As soon as they were gone we called on Marie Guillard, a lass with a carrying voice, and made her sing, so that the stranger might have the pleasure of dancing with us.
He did not dance in our fashion, though he accommodated himself very well to the time and figures. But his style was much the best, and gave such free play to his body that he really looked handsomer and taller than ever. Brulette watched him attentively and when he kissed her, which is the fashion in our parts when each dance begins, she grew quite red and confused, contrary to her usual indifferent and easy way of taking a kiss.
I argued from this that she had rather overdone her contempt for love when talking with me about mine; but I took no notice, and I own that in spite of it all I felt a good deal set up on my own account by the fine manners and talents of the muleteer.
When the dance was over he came up to me with Brulette on his arm, saying,—
"It is your turn now, comrade; and I can't thank you better than by returning the pretty dancer you lent me. She is a beauty like those of my own land, and for her sake I do homage to the Berrichon girls. But why end the evening so early? Is there no other bagpipe in the village besides that of the old cross patch?"
"Yes, there is," said Brulette quickly, letting out the secret she wanted to keep in her eagerness for dancing; then, catching herself up, she added, blushing, "That is to say, there are shepherd's pipes, and herd-boys who can play them after a fashion."
"Pipes indeed!" cried the muleteer; "if you happen to laugh they go down your throat and make you cough! My mouth is too big for that kind of instrument; and yet I want to make you dance, my pretty Brulette; for that is your name, I have heard it," he said, drawing us both aside; "and I know, too, that there's a fine bagpipe in your house, which came from the Bourbonnais, and belongs to a certain Joseph Picot, your friend from childhood, and your companion at the first communion."
"Oh! how did you know that?" cried Brulette, much astonished. "Do you know our Joseph? Perhaps you can tell us where he has gone?"
"Are you anxious about him?" said Huriel, looking narrowly at her.
"So anxious that I will thank you with all my heart if you can give me news of him."
"Well, I'll give you some, my pretty one; but not until you bring me his bagpipe, which he wants me to carry to him at the place where he now is."
"What!" cried Brulette, "is he very far away?"
"So far that he has no idea of coming back."
"Is that true? Won't he come back? has he gone for good and all? That ends my wanting to laugh and dance any more to-night."
"Ho, ho, pretty one!" cried Huriel; "so you are Joseph's sweetheart, are you? He did not tell me that."
"I am nobody's sweetheart," answered Brulette, drawing herself up.
"Nevertheless," said the muleteer, "here is a token which he told me to show you in case you hesitated to trust me with the bagpipe."
"Where is it? what is it?" I exclaimed.
"Look at my ear," said the muleteer, lifting a great lock of his curly black hair and showing us a tiny silver heart hanging to a large earring of fine gold, which pierced his ears after a fashion among the middle classes of those days.

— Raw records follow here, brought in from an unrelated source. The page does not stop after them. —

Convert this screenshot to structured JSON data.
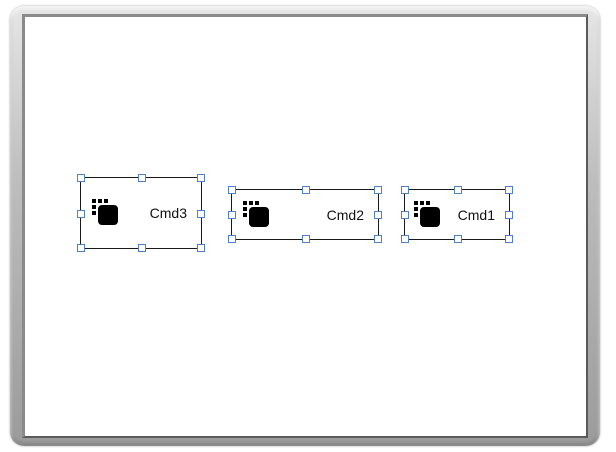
{
  "canvas": {
    "buttons": [
      {
        "label": "Cmd3",
        "icon": "command-button-icon"
      },
      {
        "label": "Cmd2",
        "icon": "command-button-icon"
      },
      {
        "label": "Cmd1",
        "icon": "command-button-icon"
      }
    ]
  },
  "colors": {
    "selection_handle": "#4f7fc4",
    "button_border": "#1a1a1a",
    "canvas_background": "#ffffff"
  }
}
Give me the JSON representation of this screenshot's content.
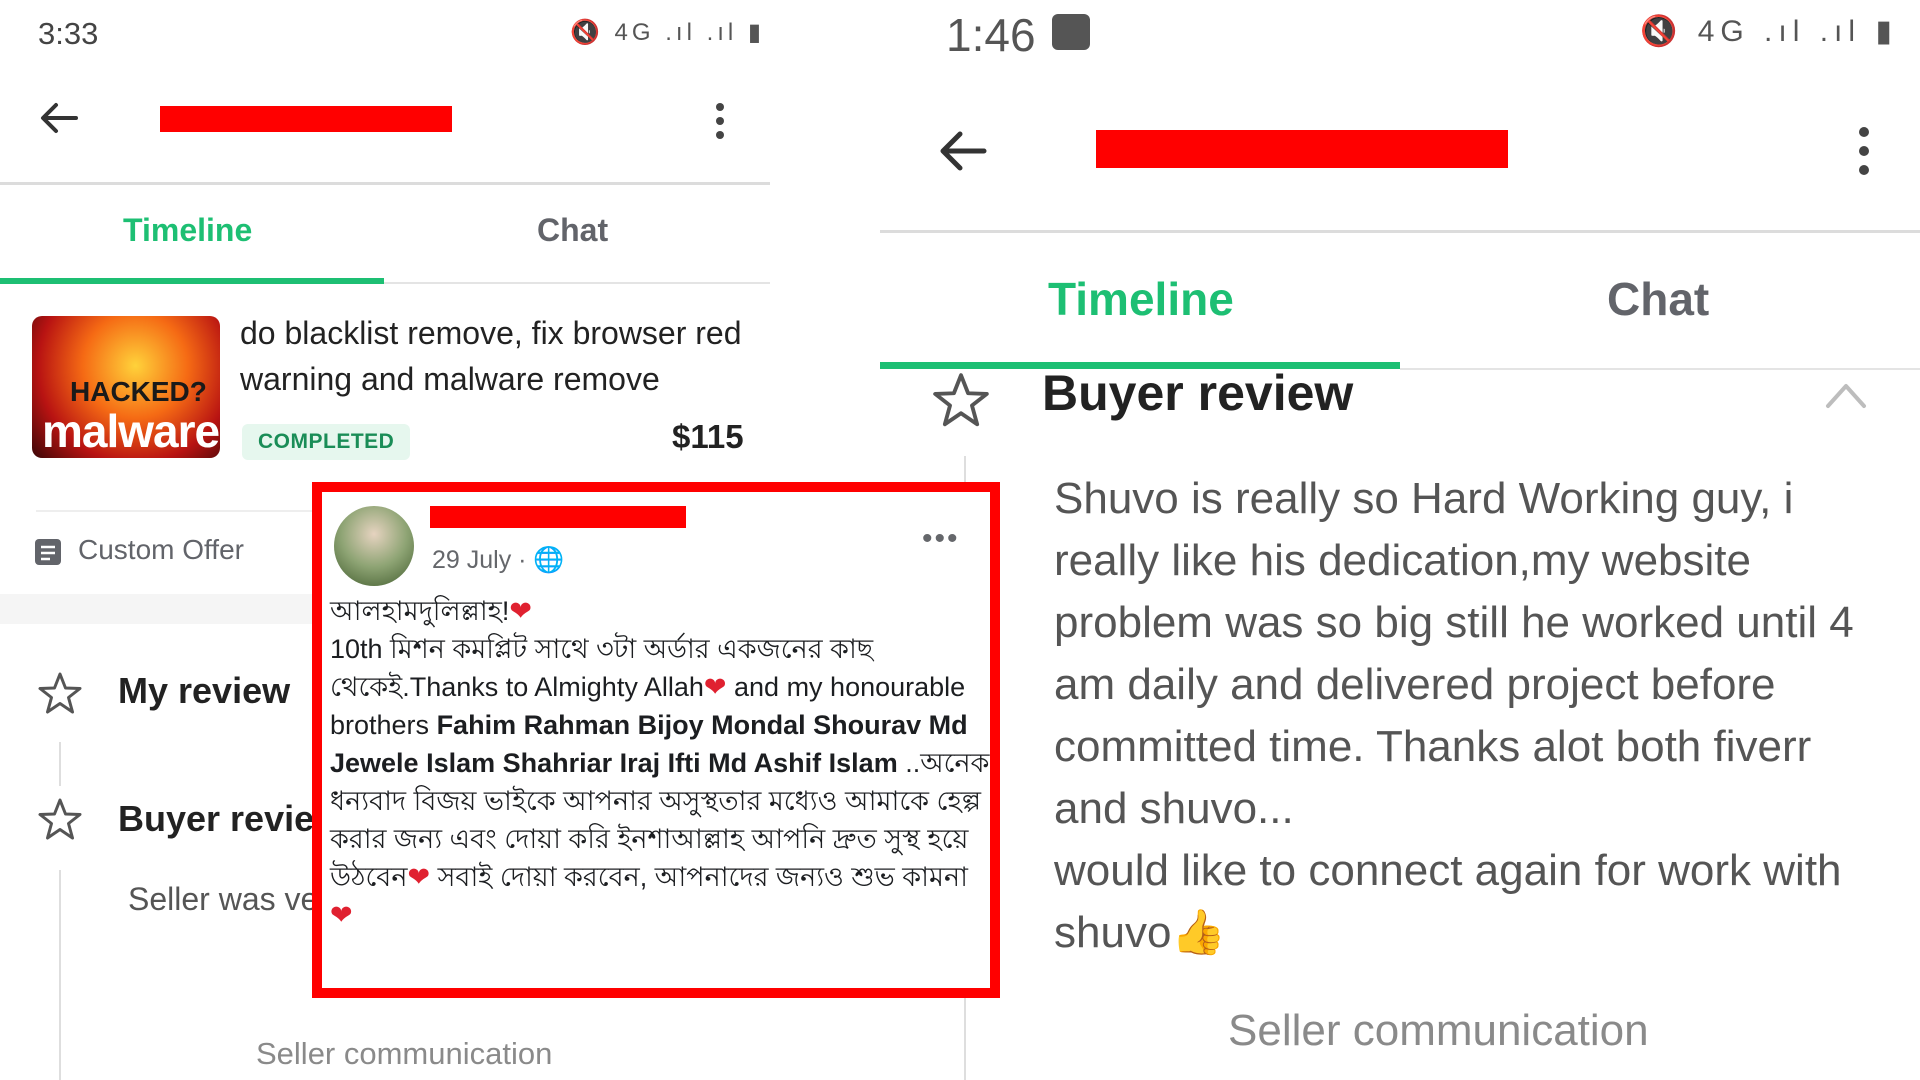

I think that earring began to open Brulette's eyes, for she said to Huriel, "You can't be what you seem to be, but I see plainly that you are not a man to deceive poor folks. Besides, that token is really mine, or rather it is Joseph's, for it is a present his mother made to me on the day of our first communion, and I gave it to him the next day as a remembrance, when he left home to go to service. So, Tiennet," she said, turning to me, "go to my house and fetch the bagpipe, and bring it over there, under the church porch, where it is dark, so that people can't see where it comes from; for Père Carnat is a wicked old man and might do my grandfather some harm if he thought we were mixed up in the matter."